The piano can't hog all the glory. We've redeployed our study table as Sonny's bathing station. One of our spare beds is where we usually change his diapers (though its useability is in question, as we've just blogged about). Even our television sits on a revolving stand, so it can be viewed from various parts of the apartment.

Of course, we can go too far when pushing the flexibility agenda. It subsequently occurred to us that the piano, rather than barring Sonny's way, could be used by him as a stepping stone to more easily reach the windows. And when every other item is dual-use (at a minimum), things can seem altogether too makeshift. So there's always a balance to be struck - just as, in the broader realm of governance, one must take into account the positives and negatives when extending the social safety net in a particular way.

Luckily, we have time. Having passed only the two-month mark, Sonny can just about slither about like a worm, so we can still fine-tune our safety plans. But we mustn't hang about - or the feared challenge (in this case, a more active Sonny, not a low-wage foreign worker squeezing out pricier locals) will suddenly be upon us.

And we'd be singing a different tune then - or possibly playing it on the piano.

5 Comments:

Robin said...

Hi there cloudsters - I hope it all works out, and your piano makes a useful contribution to society!

Cheers - Robin

mumsgather said...

Hahaha. You've got a rather versatile piano there.

Cloudsters said...

Thanks, Robin. The piano is believed to be aiming for a decoration in a few years.
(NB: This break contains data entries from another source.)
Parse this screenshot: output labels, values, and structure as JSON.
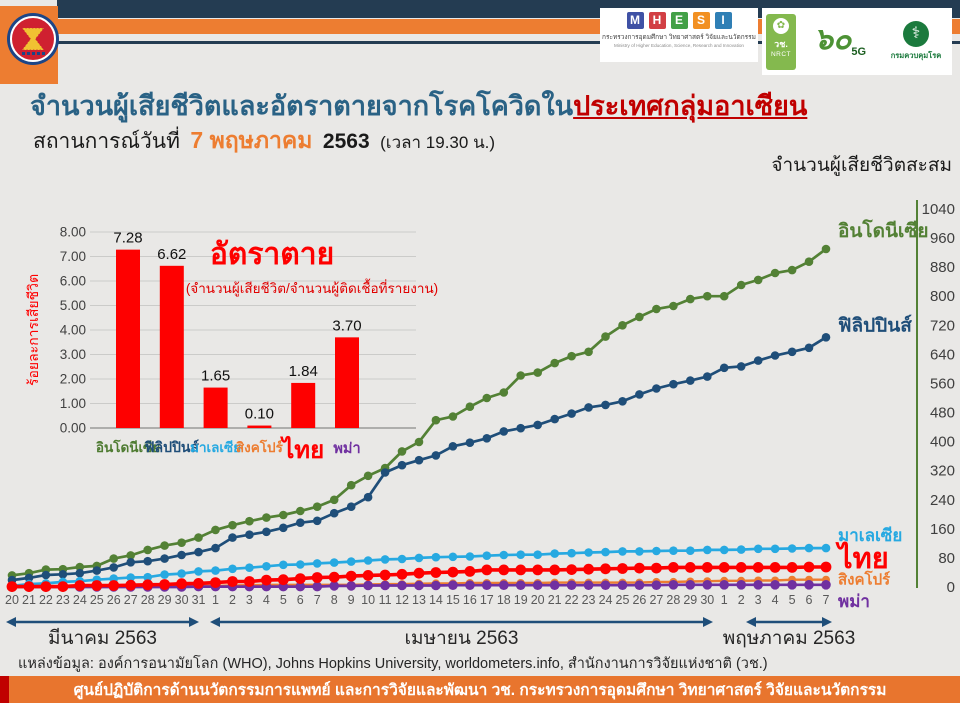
{
  "header": {
    "title_main": "จำนวนผู้เสียชีวิตและอัตราตายจากโรคโควิดใน",
    "title_highlight": "ประเทศกลุ่มอาเซียน",
    "subtitle_prefix": "สถานการณ์วันที่",
    "subtitle_date": "7 พฤษภาคม",
    "subtitle_year": "2563",
    "subtitle_time": "(เวลา 19.30 น.)",
    "right_axis_title": "จำนวนผู้เสียชีวิตสะสม"
  },
  "logos": {
    "mhesi": {
      "letters": [
        "M",
        "H",
        "E",
        "S",
        "I"
      ],
      "letter_colors": [
        "#3f51a5",
        "#d23f44",
        "#43a047",
        "#f29022",
        "#2f7fb5"
      ],
      "line1": "กระทรวงการอุดมศึกษา วิทยาศาสตร์ วิจัยและนวัตกรรม",
      "line2": "Ministry of Higher Education, Science, Research and Innovation"
    },
    "nrct": {
      "emblem": "nrct-seal-icon",
      "line1": "วช.",
      "line2": "NRCT"
    },
    "sixty": {
      "number": "๖๐",
      "sub": "5G"
    },
    "ddc": {
      "seal": "caduceus-icon",
      "seal_glyph": "⚕",
      "label": "กรมควบคุมโรค"
    },
    "asean": {
      "name": "asean-emblem"
    }
  },
  "chart_data": [
    {
      "type": "bar",
      "title": "อัตราตาย",
      "subtitle": "(จำนวนผู้เสียชีวิต/จำนวนผู้ติดเชื้อที่รายงาน)",
      "ylabel": "ร้อยละการเสียชีวิต",
      "categories": [
        "อินโดนีเซีย",
        "ฟิลิปปินส์",
        "มาเลเซีย",
        "สิงคโปร์",
        "ไทย",
        "พม่า"
      ],
      "category_colors": [
        "#4e7b31",
        "#1f4e79",
        "#27a9e1",
        "#ed7d31",
        "#ff0000",
        "#7030a0"
      ],
      "values": [
        7.28,
        6.62,
        1.65,
        0.1,
        1.84,
        3.7
      ],
      "value_labels": [
        "7.28",
        "6.62",
        "1.65",
        "0.10",
        "1.84",
        "3.70"
      ],
      "bar_color": "#fe0000",
      "ylim": [
        0,
        8
      ],
      "ytick_step": 1,
      "grid": true,
      "legend_position": "none"
    },
    {
      "type": "line",
      "ylim": [
        0,
        1040
      ],
      "ytick_step": 80,
      "yaxis_side": "right",
      "yaxis_color": "#538135",
      "grid": false,
      "x_tick_labels": [
        "20",
        "21",
        "22",
        "23",
        "24",
        "25",
        "26",
        "27",
        "28",
        "29",
        "30",
        "31",
        "1",
        "2",
        "3",
        "4",
        "5",
        "6",
        "7",
        "8",
        "9",
        "10",
        "11",
        "12",
        "13",
        "14",
        "15",
        "16",
        "17",
        "18",
        "19",
        "20",
        "21",
        "22",
        "23",
        "24",
        "25",
        "26",
        "27",
        "28",
        "29",
        "30",
        "1",
        "2",
        "3",
        "4",
        "5",
        "6",
        "7"
      ],
      "months": [
        {
          "label": "มีนาคม 2563",
          "from": 0,
          "to": 11
        },
        {
          "label": "เมษายน 2563",
          "from": 12,
          "to": 41
        },
        {
          "label": "พฤษภาคม 2563",
          "from": 42,
          "to": 48
        }
      ],
      "series": [
        {
          "name": "อินโดนีเซีย",
          "color": "#538135",
          "values": [
            32,
            38,
            48,
            49,
            55,
            58,
            78,
            87,
            102,
            114,
            122,
            136,
            157,
            170,
            181,
            191,
            198,
            209,
            221,
            240,
            280,
            306,
            327,
            373,
            399,
            459,
            469,
            496,
            520,
            535,
            582,
            590,
            616,
            635,
            647,
            689,
            720,
            743,
            765,
            773,
            792,
            800,
            800,
            831,
            845,
            864,
            872,
            895,
            930
          ]
        },
        {
          "name": "ฟิลิปปินส์",
          "color": "#1f4e79",
          "values": [
            19,
            25,
            33,
            35,
            38,
            45,
            54,
            68,
            71,
            78,
            88,
            96,
            107,
            136,
            144,
            152,
            163,
            177,
            182,
            203,
            221,
            247,
            315,
            335,
            349,
            362,
            387,
            397,
            409,
            428,
            437,
            446,
            462,
            477,
            494,
            501,
            511,
            530,
            546,
            558,
            568,
            579,
            603,
            607,
            623,
            637,
            647,
            658,
            687
          ]
        },
        {
          "name": "มาเลเซีย",
          "color": "#27a9e1",
          "values": [
            3,
            8,
            10,
            14,
            16,
            20,
            23,
            26,
            27,
            34,
            37,
            43,
            45,
            50,
            53,
            57,
            61,
            62,
            65,
            67,
            70,
            73,
            76,
            77,
            80,
            82,
            83,
            84,
            86,
            88,
            89,
            89,
            92,
            93,
            95,
            96,
            98,
            98,
            99,
            100,
            100,
            102,
            102,
            103,
            105,
            105,
            106,
            107,
            107
          ]
        },
        {
          "name": "สิงคโปร์",
          "color": "#ed7d31",
          "values": [
            0,
            2,
            2,
            2,
            2,
            2,
            2,
            2,
            2,
            3,
            3,
            3,
            3,
            4,
            5,
            6,
            6,
            6,
            6,
            6,
            6,
            7,
            8,
            8,
            9,
            10,
            10,
            11,
            11,
            11,
            11,
            11,
            12,
            12,
            12,
            12,
            12,
            12,
            14,
            14,
            15,
            16,
            17,
            17,
            18,
            18,
            20,
            20,
            20
          ]
        },
        {
          "name": "ไทย",
          "color": "#fe0000",
          "values": [
            1,
            1,
            1,
            1,
            4,
            4,
            4,
            5,
            6,
            7,
            9,
            10,
            12,
            15,
            15,
            19,
            20,
            23,
            26,
            27,
            30,
            32,
            33,
            35,
            38,
            40,
            41,
            43,
            47,
            47,
            47,
            47,
            47,
            48,
            49,
            50,
            51,
            52,
            52,
            54,
            54,
            54,
            54,
            54,
            54,
            54,
            54,
            55,
            55
          ]
        },
        {
          "name": "พม่า",
          "color": "#7030a0",
          "values": [
            0,
            0,
            0,
            0,
            0,
            0,
            0,
            0,
            0,
            0,
            0,
            1,
            1,
            1,
            1,
            1,
            1,
            1,
            1,
            3,
            3,
            4,
            4,
            4,
            4,
            4,
            5,
            5,
            5,
            5,
            5,
            5,
            5,
            5,
            5,
            5,
            5,
            5,
            5,
            6,
            6,
            6,
            6,
            6,
            6,
            6,
            6,
            6,
            6
          ]
        }
      ]
    }
  ],
  "source": "แหล่งข้อมูล: องค์การอนามัยโลก (WHO), Johns Hopkins University, worldometers.info, สำนักงานการวิจัยแห่งชาติ (วช.)",
  "footer": "ศูนย์ปฏิบัติการด้านนวัตกรรมการแพทย์ และการวิจัยและพัฒนา  วช.   กระทรวงการอุดมศึกษา วิทยาศาสตร์ วิจัยและนวัตกรรม"
}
'Versatile' is a very kind word for 'makeshift', Mumsgather. Sigh.

Ruth said...

Hahahaha! You have months and years of flexibility and makeshiftiness ahead of you! In my case it's my kids who are always finding unconventional ways of using my furniture.

Cloudsters said...

Guess all the world's a play pen when you're a child, Ruth. As we'll no doubt be repeatedly reminded of during the 'months and years of makeshiftiness' you've promised us.